United States. Russia. China. Japan. India. These countries have one thing in common: a space agency capable of providing launch services, building their own satellites, and flying into space for interplanetary missions.
Now, Australia wants to join the club.
The Australian government is set to establish its first space agency after reviewing the capability of the local space tech industry. Australian NASA astronaut Andy Thomas leads this development.
“We need a national agency that speaks for the country and with ministerial authority,” Thomas said in a statement earlier this year. “Without that Australia is doomed to be forever dependent on other nations for its space-related security, its space-related economy, its space-related defense and its space-related environmental assessment.”
The country is one of the two in the Organization for Economic Co-operation and Development without a space agency. That is now about to change.
Acting minister for industry, innovation and science Michaelia Cash said that the global space industry is growing rapidly and it’s crucial that Australia is part of the growth. “The agency will be the anchor for our domestic coordination and the front door for our international engagement,” she added.
Australia’s space industry has 11,000 employees.

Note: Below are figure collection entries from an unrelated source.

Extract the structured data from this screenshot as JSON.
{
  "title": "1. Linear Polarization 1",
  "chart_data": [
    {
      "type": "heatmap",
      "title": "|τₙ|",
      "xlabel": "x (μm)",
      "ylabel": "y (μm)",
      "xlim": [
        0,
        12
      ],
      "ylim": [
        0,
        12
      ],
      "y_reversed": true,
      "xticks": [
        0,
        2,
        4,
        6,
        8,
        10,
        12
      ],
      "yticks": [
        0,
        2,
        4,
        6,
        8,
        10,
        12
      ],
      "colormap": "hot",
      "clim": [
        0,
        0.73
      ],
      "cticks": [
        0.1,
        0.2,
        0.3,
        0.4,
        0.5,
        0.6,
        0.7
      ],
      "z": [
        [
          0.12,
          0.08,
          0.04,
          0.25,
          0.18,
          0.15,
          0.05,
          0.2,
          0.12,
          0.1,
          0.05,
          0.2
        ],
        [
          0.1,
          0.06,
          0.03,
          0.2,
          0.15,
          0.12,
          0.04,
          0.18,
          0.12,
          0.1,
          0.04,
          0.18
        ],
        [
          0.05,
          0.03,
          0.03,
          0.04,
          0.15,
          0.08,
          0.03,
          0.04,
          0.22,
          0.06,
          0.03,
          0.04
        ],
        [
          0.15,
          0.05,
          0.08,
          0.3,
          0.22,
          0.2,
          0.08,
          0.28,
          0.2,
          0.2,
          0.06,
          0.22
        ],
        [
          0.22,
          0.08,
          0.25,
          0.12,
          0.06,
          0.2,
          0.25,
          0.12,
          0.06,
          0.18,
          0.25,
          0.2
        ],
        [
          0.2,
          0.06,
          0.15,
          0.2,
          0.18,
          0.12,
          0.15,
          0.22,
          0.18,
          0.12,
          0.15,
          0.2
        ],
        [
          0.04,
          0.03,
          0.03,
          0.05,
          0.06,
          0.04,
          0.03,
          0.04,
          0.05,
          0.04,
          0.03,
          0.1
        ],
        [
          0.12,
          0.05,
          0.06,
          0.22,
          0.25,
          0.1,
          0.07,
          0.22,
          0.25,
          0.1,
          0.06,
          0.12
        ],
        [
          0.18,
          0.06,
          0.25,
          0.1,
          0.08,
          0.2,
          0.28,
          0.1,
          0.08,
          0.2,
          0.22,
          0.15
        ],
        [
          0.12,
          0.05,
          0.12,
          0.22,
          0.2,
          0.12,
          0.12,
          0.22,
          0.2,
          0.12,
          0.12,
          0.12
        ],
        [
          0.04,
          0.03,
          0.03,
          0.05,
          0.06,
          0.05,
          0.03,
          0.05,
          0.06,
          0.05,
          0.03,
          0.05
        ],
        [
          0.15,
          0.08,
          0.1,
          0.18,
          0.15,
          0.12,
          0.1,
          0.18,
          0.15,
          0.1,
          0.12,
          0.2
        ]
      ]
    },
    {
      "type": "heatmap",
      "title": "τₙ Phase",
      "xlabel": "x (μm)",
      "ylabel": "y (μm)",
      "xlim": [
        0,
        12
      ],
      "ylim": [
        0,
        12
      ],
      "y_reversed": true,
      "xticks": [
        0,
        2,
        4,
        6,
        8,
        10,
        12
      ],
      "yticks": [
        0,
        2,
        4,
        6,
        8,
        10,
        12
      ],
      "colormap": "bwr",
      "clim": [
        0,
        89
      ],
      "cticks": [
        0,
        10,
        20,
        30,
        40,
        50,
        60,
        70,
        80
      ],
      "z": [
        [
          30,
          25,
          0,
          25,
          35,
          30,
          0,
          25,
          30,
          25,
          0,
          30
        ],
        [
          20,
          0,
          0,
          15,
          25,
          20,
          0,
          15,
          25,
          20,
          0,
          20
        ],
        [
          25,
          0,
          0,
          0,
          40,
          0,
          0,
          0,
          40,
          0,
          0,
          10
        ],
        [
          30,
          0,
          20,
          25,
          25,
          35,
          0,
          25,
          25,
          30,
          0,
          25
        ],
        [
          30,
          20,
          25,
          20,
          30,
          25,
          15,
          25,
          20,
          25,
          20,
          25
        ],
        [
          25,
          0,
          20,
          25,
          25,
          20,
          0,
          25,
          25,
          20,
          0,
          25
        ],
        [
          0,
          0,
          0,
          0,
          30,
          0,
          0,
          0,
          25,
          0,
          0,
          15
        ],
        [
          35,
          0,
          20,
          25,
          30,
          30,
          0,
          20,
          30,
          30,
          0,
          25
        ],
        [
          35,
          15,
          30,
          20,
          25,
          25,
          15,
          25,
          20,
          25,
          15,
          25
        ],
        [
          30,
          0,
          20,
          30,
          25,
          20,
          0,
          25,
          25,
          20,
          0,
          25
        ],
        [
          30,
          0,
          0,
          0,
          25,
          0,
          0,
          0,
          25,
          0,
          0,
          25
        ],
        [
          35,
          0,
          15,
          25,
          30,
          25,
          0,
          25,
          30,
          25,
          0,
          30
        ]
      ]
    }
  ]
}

It generates $4 billion a year, and it could balloon once a national organization will be put up according to Flavia Tata Nardini, an aerospace engineer who is the founder of Adelaide satellite tech firm Fleet.

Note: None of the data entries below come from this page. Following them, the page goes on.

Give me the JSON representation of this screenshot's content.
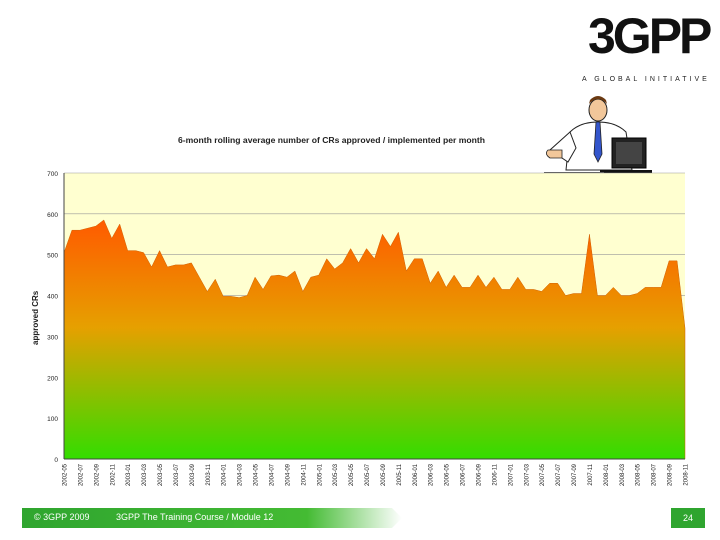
{
  "logo": {
    "mark": "3GPP",
    "tagline": "A GLOBAL INITIATIVE"
  },
  "footer": {
    "copyright": "© 3GPP 2009",
    "course": "3GPP The Training Course / Module 12",
    "page": "24"
  },
  "colors": {
    "plot_bg": "#ffffd0",
    "area_top": "#ff6a00",
    "area_bottom": "#33dd00",
    "footer_green": "#2fa52f"
  },
  "chart_data": {
    "type": "area",
    "title": "6-month rolling average number of CRs approved / implemented per month",
    "ylabel": "approved CRs",
    "xlabel": "",
    "ylim": [
      0,
      700
    ],
    "yticks": [
      0,
      100,
      200,
      300,
      400,
      500,
      600,
      700
    ],
    "grid": true,
    "legend": "none",
    "x_labels": [
      "2002-05",
      "2002-07",
      "2002-09",
      "2002-11",
      "2003-01",
      "2003-03",
      "2003-05",
      "2003-07",
      "2003-09",
      "2003-11",
      "2004-01",
      "2004-03",
      "2004-05",
      "2004-07",
      "2004-09",
      "2004-11",
      "2005-01",
      "2005-03",
      "2005-05",
      "2005-07",
      "2005-09",
      "2005-11",
      "2006-01",
      "2006-03",
      "2006-05",
      "2006-07",
      "2006-09",
      "2006-11",
      "2007-01",
      "2007-03",
      "2007-05",
      "2007-07",
      "2007-09",
      "2007-11",
      "2008-01",
      "2008-03",
      "2008-05",
      "2008-07",
      "2008-09",
      "2008-11"
    ],
    "values": [
      505,
      560,
      560,
      565,
      570,
      585,
      540,
      575,
      510,
      510,
      505,
      470,
      510,
      470,
      475,
      475,
      480,
      445,
      410,
      440,
      398,
      398,
      395,
      400,
      445,
      415,
      448,
      450,
      445,
      460,
      410,
      445,
      450,
      490,
      465,
      480,
      515,
      480,
      515,
      490,
      550,
      520,
      555,
      460,
      490,
      490,
      430,
      460,
      420,
      450,
      420,
      420,
      450,
      420,
      445,
      415,
      415,
      445,
      415,
      415,
      410,
      430,
      430,
      400,
      405,
      405,
      550,
      400,
      400,
      420,
      400,
      400,
      405,
      420,
      420,
      420,
      485,
      485,
      320
    ]
  }
}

“The foundations a national space agency will lay, will enable our nation to continue to prosper in the next 20 to 50 years,” she said.

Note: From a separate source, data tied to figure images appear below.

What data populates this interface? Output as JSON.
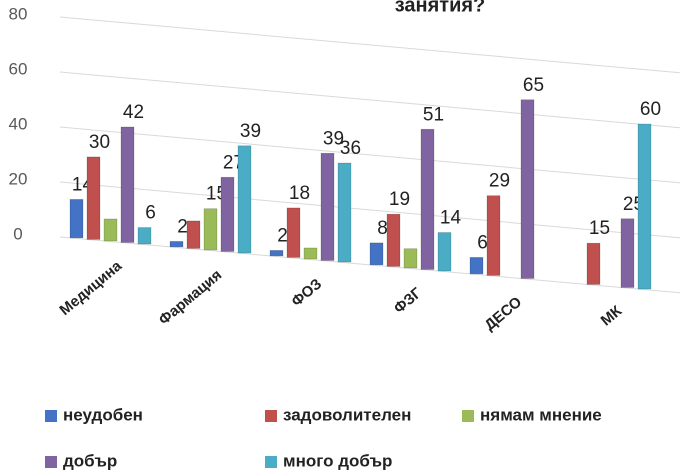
{
  "chart_data": {
    "type": "bar",
    "title": "занятия?",
    "categories": [
      "Медицина",
      "Фармация",
      "ФОЗ",
      "ФЗГ",
      "ДЕСО",
      "МК"
    ],
    "series": [
      {
        "name": "неудобен",
        "color": "#4472c4",
        "values": [
          14,
          2,
          2,
          8,
          6,
          null
        ],
        "value_labels": [
          "14",
          "2",
          "2",
          "8",
          "6",
          null
        ]
      },
      {
        "name": "задоволителен",
        "color": "#c0504d",
        "values": [
          30,
          10,
          18,
          19,
          29,
          15
        ],
        "value_labels": [
          "30",
          null,
          "18",
          "19",
          "29",
          "15"
        ]
      },
      {
        "name": "нямам мнение",
        "color": "#9bbb59",
        "values": [
          8,
          15,
          4,
          7,
          null,
          null
        ],
        "value_labels": [
          null,
          "15",
          null,
          null,
          null,
          null
        ]
      },
      {
        "name": "добър",
        "color": "#8064a2",
        "values": [
          42,
          27,
          39,
          51,
          65,
          25
        ],
        "value_labels": [
          "42",
          "27",
          "39",
          "51",
          "65",
          "25"
        ]
      },
      {
        "name": "много добър",
        "color": "#4bacc6",
        "values": [
          6,
          39,
          36,
          14,
          null,
          60
        ],
        "value_labels": [
          "6",
          "39",
          "36",
          "14",
          null,
          "60"
        ]
      }
    ],
    "ylim": [
      0,
      80
    ],
    "yticks": [
      0,
      20,
      40,
      60,
      80
    ],
    "grid": true,
    "legend": "bottom"
  }
}
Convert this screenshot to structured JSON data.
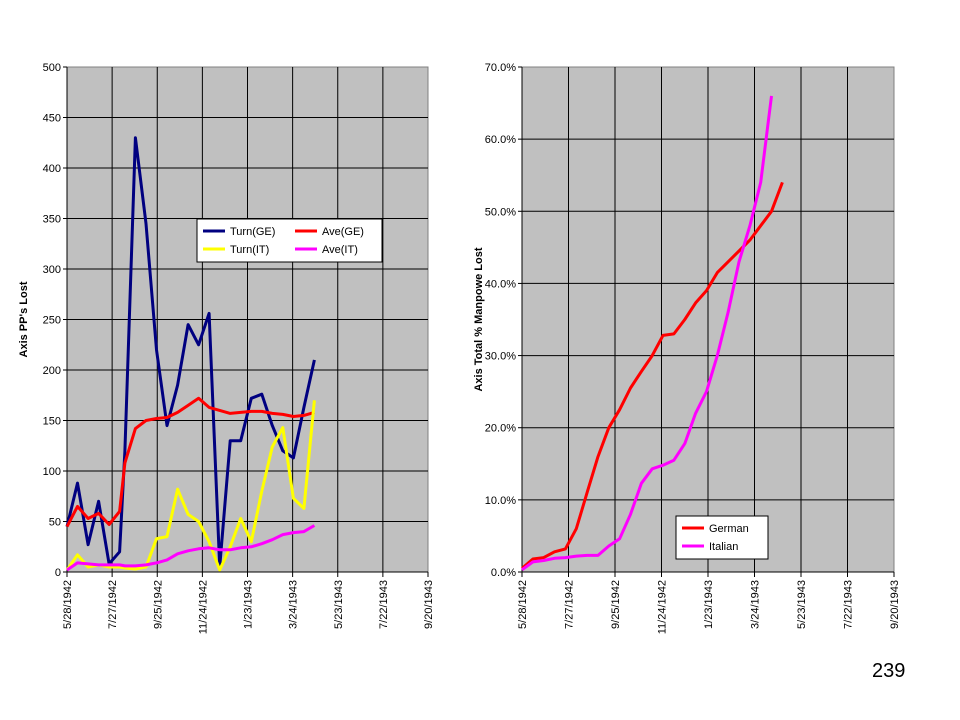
{
  "page_number": "239",
  "chart_data": [
    {
      "type": "line",
      "title": "",
      "xlabel": "",
      "ylabel": "Axis PP's Lost",
      "ylim": [
        0,
        500
      ],
      "yticks": [
        "0",
        "50",
        "100",
        "150",
        "200",
        "250",
        "300",
        "350",
        "400",
        "450",
        "500"
      ],
      "xlim": [
        "5/28/1942",
        "9/20/1943"
      ],
      "xticks": [
        "5/28/1942",
        "7/27/1942",
        "9/25/1942",
        "11/24/1942",
        "1/23/1943",
        "3/24/1943",
        "5/23/1943",
        "7/22/1943",
        "9/20/1943"
      ],
      "grid": true,
      "plot_background": "#c0c0c0",
      "legend": "upper-middle",
      "series": [
        {
          "name": "Turn(GE)",
          "color": "#000080",
          "values": [
            [
              "1942-05-28",
              45
            ],
            [
              "1942-06-11",
              88
            ],
            [
              "1942-06-25",
              27
            ],
            [
              "1942-07-09",
              70
            ],
            [
              "1942-07-23",
              8
            ],
            [
              "1942-08-06",
              20
            ],
            [
              "1942-08-13",
              120
            ],
            [
              "1942-08-27",
              430
            ],
            [
              "1942-09-10",
              345
            ],
            [
              "1942-09-24",
              220
            ],
            [
              "1942-10-08",
              145
            ],
            [
              "1942-10-22",
              185
            ],
            [
              "1942-11-05",
              245
            ],
            [
              "1942-11-19",
              225
            ],
            [
              "1942-12-03",
              256
            ],
            [
              "1942-12-17",
              5
            ],
            [
              "1942-12-31",
              130
            ],
            [
              "1943-01-14",
              130
            ],
            [
              "1943-01-28",
              172
            ],
            [
              "1943-02-11",
              176
            ],
            [
              "1943-02-25",
              145
            ],
            [
              "1943-03-11",
              120
            ],
            [
              "1943-03-25",
              113
            ],
            [
              "1943-04-08",
              163
            ],
            [
              "1943-04-22",
              210
            ]
          ]
        },
        {
          "name": "Ave(GE)",
          "color": "#ff0000",
          "values": [
            [
              "1942-05-28",
              45
            ],
            [
              "1942-06-11",
              65
            ],
            [
              "1942-06-25",
              53
            ],
            [
              "1942-07-09",
              58
            ],
            [
              "1942-07-23",
              47
            ],
            [
              "1942-08-06",
              60
            ],
            [
              "1942-08-13",
              108
            ],
            [
              "1942-08-27",
              142
            ],
            [
              "1942-09-10",
              150
            ],
            [
              "1942-09-24",
              152
            ],
            [
              "1942-10-08",
              153
            ],
            [
              "1942-10-22",
              158
            ],
            [
              "1942-11-05",
              165
            ],
            [
              "1942-11-19",
              172
            ],
            [
              "1942-12-03",
              163
            ],
            [
              "1942-12-17",
              160
            ],
            [
              "1942-12-31",
              157
            ],
            [
              "1943-01-14",
              158
            ],
            [
              "1943-01-28",
              159
            ],
            [
              "1943-02-11",
              159
            ],
            [
              "1943-02-25",
              157
            ],
            [
              "1943-03-11",
              156
            ],
            [
              "1943-03-25",
              154
            ],
            [
              "1943-04-08",
              155
            ],
            [
              "1943-04-22",
              158
            ]
          ]
        },
        {
          "name": "Turn(IT)",
          "color": "#ffff00",
          "values": [
            [
              "1942-05-28",
              2
            ],
            [
              "1942-06-11",
              17
            ],
            [
              "1942-06-25",
              5
            ],
            [
              "1942-07-09",
              7
            ],
            [
              "1942-07-23",
              5
            ],
            [
              "1942-08-06",
              5
            ],
            [
              "1942-08-13",
              4
            ],
            [
              "1942-08-27",
              3
            ],
            [
              "1942-09-10",
              5
            ],
            [
              "1942-09-24",
              33
            ],
            [
              "1942-10-08",
              35
            ],
            [
              "1942-10-22",
              82
            ],
            [
              "1942-11-05",
              57
            ],
            [
              "1942-11-19",
              50
            ],
            [
              "1942-12-03",
              30
            ],
            [
              "1942-12-17",
              2
            ],
            [
              "1942-12-31",
              25
            ],
            [
              "1943-01-14",
              53
            ],
            [
              "1943-01-28",
              30
            ],
            [
              "1943-02-11",
              80
            ],
            [
              "1943-02-25",
              124
            ],
            [
              "1943-03-11",
              143
            ],
            [
              "1943-03-25",
              73
            ],
            [
              "1943-04-08",
              63
            ],
            [
              "1943-04-22",
              170
            ]
          ]
        },
        {
          "name": "Ave(IT)",
          "color": "#ff00ff",
          "values": [
            [
              "1942-05-28",
              2
            ],
            [
              "1942-06-11",
              9
            ],
            [
              "1942-06-25",
              8
            ],
            [
              "1942-07-09",
              7
            ],
            [
              "1942-07-23",
              7
            ],
            [
              "1942-08-06",
              7
            ],
            [
              "1942-08-13",
              6
            ],
            [
              "1942-08-27",
              6
            ],
            [
              "1942-09-10",
              7
            ],
            [
              "1942-09-24",
              9
            ],
            [
              "1942-10-08",
              12
            ],
            [
              "1942-10-22",
              18
            ],
            [
              "1942-11-05",
              21
            ],
            [
              "1942-11-19",
              23
            ],
            [
              "1942-12-03",
              24
            ],
            [
              "1942-12-17",
              22
            ],
            [
              "1942-12-31",
              22
            ],
            [
              "1943-01-14",
              24
            ],
            [
              "1943-01-28",
              25
            ],
            [
              "1943-02-11",
              28
            ],
            [
              "1943-02-25",
              32
            ],
            [
              "1943-03-11",
              37
            ],
            [
              "1943-03-25",
              39
            ],
            [
              "1943-04-08",
              40
            ],
            [
              "1943-04-22",
              46
            ]
          ]
        }
      ]
    },
    {
      "type": "line",
      "title": "",
      "xlabel": "",
      "ylabel": "Axis Total % Manpowe Lost",
      "ylim": [
        0,
        70
      ],
      "yticks": [
        "0.0%",
        "10.0%",
        "20.0%",
        "30.0%",
        "40.0%",
        "50.0%",
        "60.0%",
        "70.0%"
      ],
      "xlim": [
        "5/28/1942",
        "9/20/1943"
      ],
      "xticks": [
        "5/28/1942",
        "7/27/1942",
        "9/25/1942",
        "11/24/1942",
        "1/23/1943",
        "3/24/1943",
        "5/23/1943",
        "7/22/1943",
        "9/20/1943"
      ],
      "grid": true,
      "plot_background": "#c0c0c0",
      "legend": "lower-middle",
      "series": [
        {
          "name": "German",
          "color": "#ff0000",
          "values": [
            [
              "1942-05-28",
              0.5
            ],
            [
              "1942-06-11",
              1.8
            ],
            [
              "1942-06-25",
              2.0
            ],
            [
              "1942-07-09",
              2.8
            ],
            [
              "1942-07-23",
              3.2
            ],
            [
              "1942-08-06",
              6.0
            ],
            [
              "1942-08-20",
              11.0
            ],
            [
              "1942-09-03",
              16.0
            ],
            [
              "1942-09-17",
              20.0
            ],
            [
              "1942-10-01",
              22.5
            ],
            [
              "1942-10-15",
              25.5
            ],
            [
              "1942-10-29",
              27.8
            ],
            [
              "1942-11-12",
              30.0
            ],
            [
              "1942-11-26",
              32.8
            ],
            [
              "1942-12-10",
              33.0
            ],
            [
              "1942-12-24",
              35.0
            ],
            [
              "1943-01-07",
              37.3
            ],
            [
              "1943-01-21",
              39.0
            ],
            [
              "1943-02-04",
              41.5
            ],
            [
              "1943-02-18",
              43.0
            ],
            [
              "1943-03-04",
              44.5
            ],
            [
              "1943-03-18",
              46.0
            ],
            [
              "1943-04-01",
              48.0
            ],
            [
              "1943-04-15",
              50.0
            ],
            [
              "1943-04-29",
              54.0
            ]
          ]
        },
        {
          "name": "Italian",
          "color": "#ff00ff",
          "values": [
            [
              "1942-05-28",
              0.3
            ],
            [
              "1942-06-11",
              1.4
            ],
            [
              "1942-06-25",
              1.6
            ],
            [
              "1942-07-09",
              1.9
            ],
            [
              "1942-07-23",
              2.0
            ],
            [
              "1942-08-06",
              2.2
            ],
            [
              "1942-08-20",
              2.3
            ],
            [
              "1942-09-03",
              2.3
            ],
            [
              "1942-09-17",
              3.6
            ],
            [
              "1942-10-01",
              4.6
            ],
            [
              "1942-10-15",
              8.0
            ],
            [
              "1942-10-29",
              12.3
            ],
            [
              "1942-11-12",
              14.3
            ],
            [
              "1942-11-26",
              14.8
            ],
            [
              "1942-12-10",
              15.5
            ],
            [
              "1942-12-24",
              17.8
            ],
            [
              "1943-01-07",
              22.0
            ],
            [
              "1943-01-21",
              25.0
            ],
            [
              "1943-02-04",
              30.0
            ],
            [
              "1943-02-18",
              36.0
            ],
            [
              "1943-03-04",
              43.0
            ],
            [
              "1943-03-18",
              48.0
            ],
            [
              "1943-04-01",
              54.0
            ],
            [
              "1943-04-15",
              66.0
            ]
          ]
        }
      ]
    }
  ]
}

It is estimated that the Australian space agency will generate thousands of new jobs.
Long-term plans of the Federal Government in this new venture will be laid out at the 68th International Astronautical Congress in Adelaide.
There is no final name to the Australian space agency yet. But a clever group put up a website suggesting it should be named ARSE, or Australian Research and Space Exploration. They are even selling T-shirts with the logo which can easily be mistaken as a legitimate space agency.